The original recording of "Stay" was the shortest single ever to reach the top of the American record charts at that time, at 1 minute 36 seconds.

By 1990, it had sold more than 8 million copies. Its popularity revived when the Dirty Dancing soundtrack included it.

==Chart history==

===Weekly charts===
- Maurice Williams & the Zodiacs

| Chart (1960–1961) | Peak position |
|---|---|
| Canada (CHUM Chart) | 9 |
| New Zealand (Lever Hit Parade) | 4 |
| UK | 14 |
| U.S. Billboard Hot 100 | 1 |
| U.S. Billboard R&B | 3 |
| U.S. Cash Box Top 100 | 4 |

===Year-end charts===

| Chart (1960) | Rank |
|---|---|
| U.S. (Joel Whitburn's Pop Annual) | 18 |
| U.S. Billboard Hot 100 | 98 |

==The Hollies version==

In November 1963, the song was covered by British band the Hollies and released as a single. Their version reached No. 8 on the UK Singles Chart and remained on the chart for a total of 16 weeks. The song serves as the title track of their debut album Stay with the Hollies. The Hollies' recording also reached No. 20 in Sweden. The Hollies' version has also been featured in various of the band's compilation albums, including Hollies' Greatest (1968), 20 Golden Greats (1978) and Clarke, Hicks & Nash Years (2011).
===Charts===

| Chart (1963) | Peak position |
|---|---|
| UK Singles (OCC) | 8 |
| Sweden (Sverigetopplistan) | 20 |

==The Four Seasons version==

The Four Seasons' version was first released on their June 1963 album The 4 Seasons Sing Ain't That a Shame and 11 Others; it was later released as a single in December 1963. Vee Jay originally released it as the B-side of "Peanuts" in December, but when disc jockeys started to "turn the single over" to play "Stay" on the air, the record company superseded the single with a new one with "Stay" as the A-side and "Goodnight My Love" as the new B-side. It peaked at number 16 on the US Billboard Hot 100 in April 1964. In Canada it reached number 12.

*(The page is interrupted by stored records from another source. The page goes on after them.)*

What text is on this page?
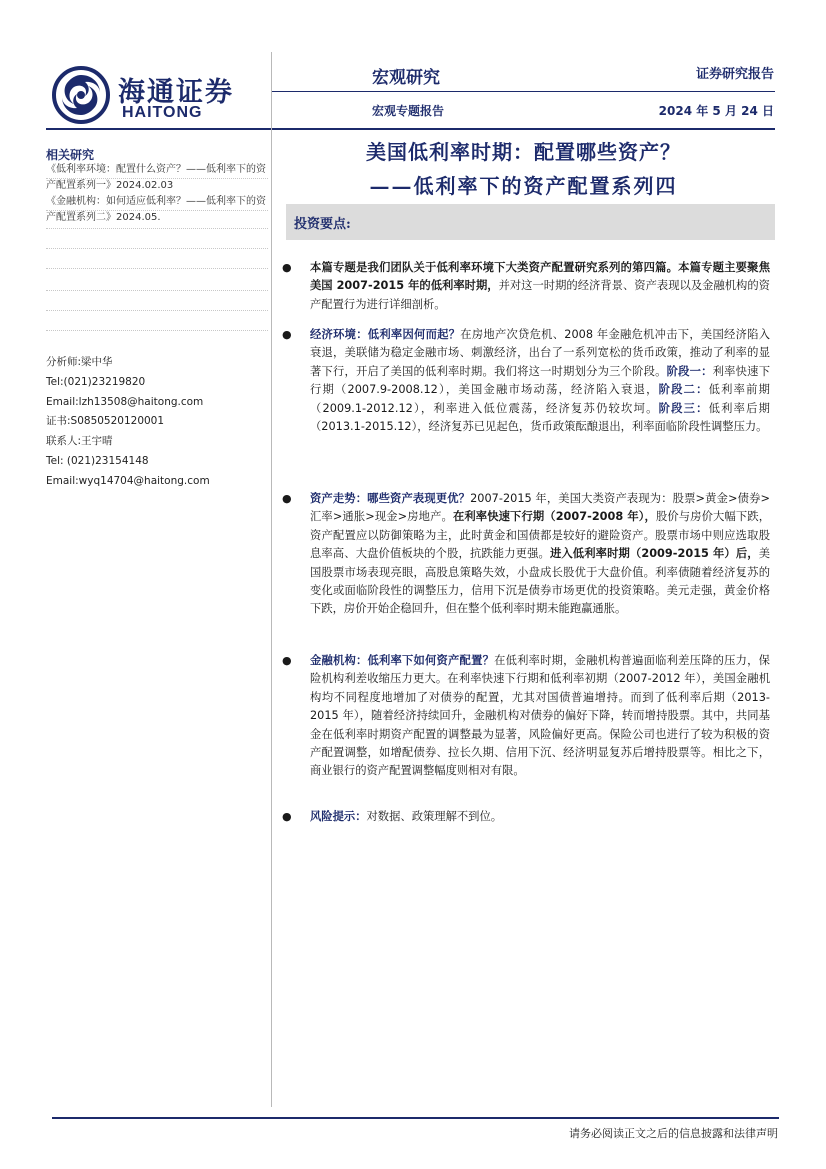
海通证券
HAITONG
宏观研究	证券研究报告
宏观专题报告	2024 年 5 月 24 日
相关研究
《低利率环境：配置什么资产？——低利率下的资产配置系列一》2024.02.03
《金融机构：如何适应低利率？——低利率下的资产配置系列二》2024.05.
分析师:梁中华
Tel:(021)23219820
Email:lzh13508@haitong.com
证书:S0850520120001
联系人:王宇晴
Tel: (021)23154148
Email:wyq14704@haitong.com
美国低利率时期：配置哪些资产？
——低利率下的资产配置系列四
投资要点:
● 本篇专题是我们团队关于低利率环境下大类资产配置研究系列的第四篇。本篇专题主要聚焦美国 2007-2015 年的低利率时期，并对这一时期的经济背景、资产表现以及金融机构的资产配置行为进行详细剖析。
● 经济环境：低利率因何而起？在房地产次贷危机、2008 年金融危机冲击下，美国经济陷入衰退，美联储为稳定金融市场、刺激经济，出台了一系列宽松的货币政策，推动了利率的显著下行，开启了美国的低利率时期。我们将这一时期划分为三个阶段。阶段一：利率快速下行期（2007.9-2008.12），美国金融市场动荡，经济陷入衰退，阶段二：低利率前期（2009.1-2012.12），利率进入低位震荡，经济复苏仍较坎坷。阶段三：低利率后期（2013.1-2015.12），经济复苏已见起色，货币政策酝酿退出，利率面临阶段性调整压力。
● 资产走势：哪些资产表现更优？2007-2015 年，美国大类资产表现为：股票>黄金>债券>汇率>通胀>现金>房地产。在利率快速下行期（2007-2008 年），股价与房价大幅下跌，资产配置应以防御策略为主，此时黄金和国债都是较好的避险资产。股票市场中则应选取股息率高、大盘价值板块的个股，抗跌能力更强。进入低利率时期（2009-2015 年）后，美国股票市场表现亮眼，高股息策略失效，小盘成长股优于大盘价值。利率债随着经济复苏的变化或面临阶段性的调整压力，信用下沉是债券市场更优的投资策略。美元走强，黄金价格下跌，房价开始企稳回升，但在整个低利率时期未能跑赢通胀。
● 金融机构：低利率下如何资产配置？在低利率时期，金融机构普遍面临利差压降的压力，保险机构利差收缩压力更大。在利率快速下行期和低利率初期（2007-2012 年），美国金融机构均不同程度地增加了对债券的配置，尤其对国债普遍增持。而到了低利率后期（2013-2015 年），随着经济持续回升，金融机构对债券的偏好下降，转而增持股票。其中，共同基金在低利率时期资产配置的调整最为显著，风险偏好更高。保险公司也进行了较为积极的资产配置调整，如增配债券、拉长久期、信用下沉、经济明显复苏后增持股票等。相比之下，商业银行的资产配置调整幅度则相对有限。
● 风险提示：对数据、政策理解不到位。
请务必阅读正文之后的信息披露和法律声明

==Jackson Browne version==

A version of the song with revised lyrics is the last track on Jackson Browne's 1977 album Running on Empty. The song, which follows on the heels of Browne's "The Load-Out" begs the audience to stay for an encore and includes an extensive playout. It includes backing contributions from David Lindley and Rosemary Butler. Billboard described this version as "spirited and gospel-like". Cash Box said that it has "effective guitar and keyboard solos and an easy beat" and "pleasing lead vocals", and that "David Lindley draws appreciation from the audience with his teasing falsetto". Record World said that "David Lindley's falsetto vocals and guitar lend an able hand, and the live quality is appealing."

Browne, Butler and Lindley each contribute a similar verse in turn in ascending vocal ranges. It was released as a single and reached number 20 in the U.S. as well as number 12 in the UK.

===Charts===

| Chart (1978) | Peak position |
|---|---|
| Australia (Kent Music Report) | 58 |
| Canada RPM Top Singles | 19 |
| New Zealand (RIANZ) | 10 |
| UK Singles (OCC) | 12 |
| US Billboard Hot 100 | 20 |
| US Billboard Adult Contemporary | 47 |
| US Cash Box Top 100 | 22 |

==Other notable versions==
- Bruce Springsteen & the E Street Band recorded a version with Browne, Tom Petty and Rosemary Butler for the No Nukes album in September 1979.
- British reggae fusion pop/dance trio Dreamhouse released a version of "Stay" as their debut single in 1995, which was a minor hit, reaching No. 62 on the UK Singles Chart. In the United States, it was released in 1998 as the lead single from the band's U.S. self-titled album. In a positive review for the June 13, 1998 issue of Billboard magazine, the song was featured in the "New & Noteworthy" section, saying "This wildly appealing working-class UK trio is poised to seriously penetrate the stateside market with an instantly infectious dance rendition of Maurice Williams' pop chestnut... Pop music doesn't get much more obvious than this single, which is destined to become the guilty top 40 pleasure of the summer season."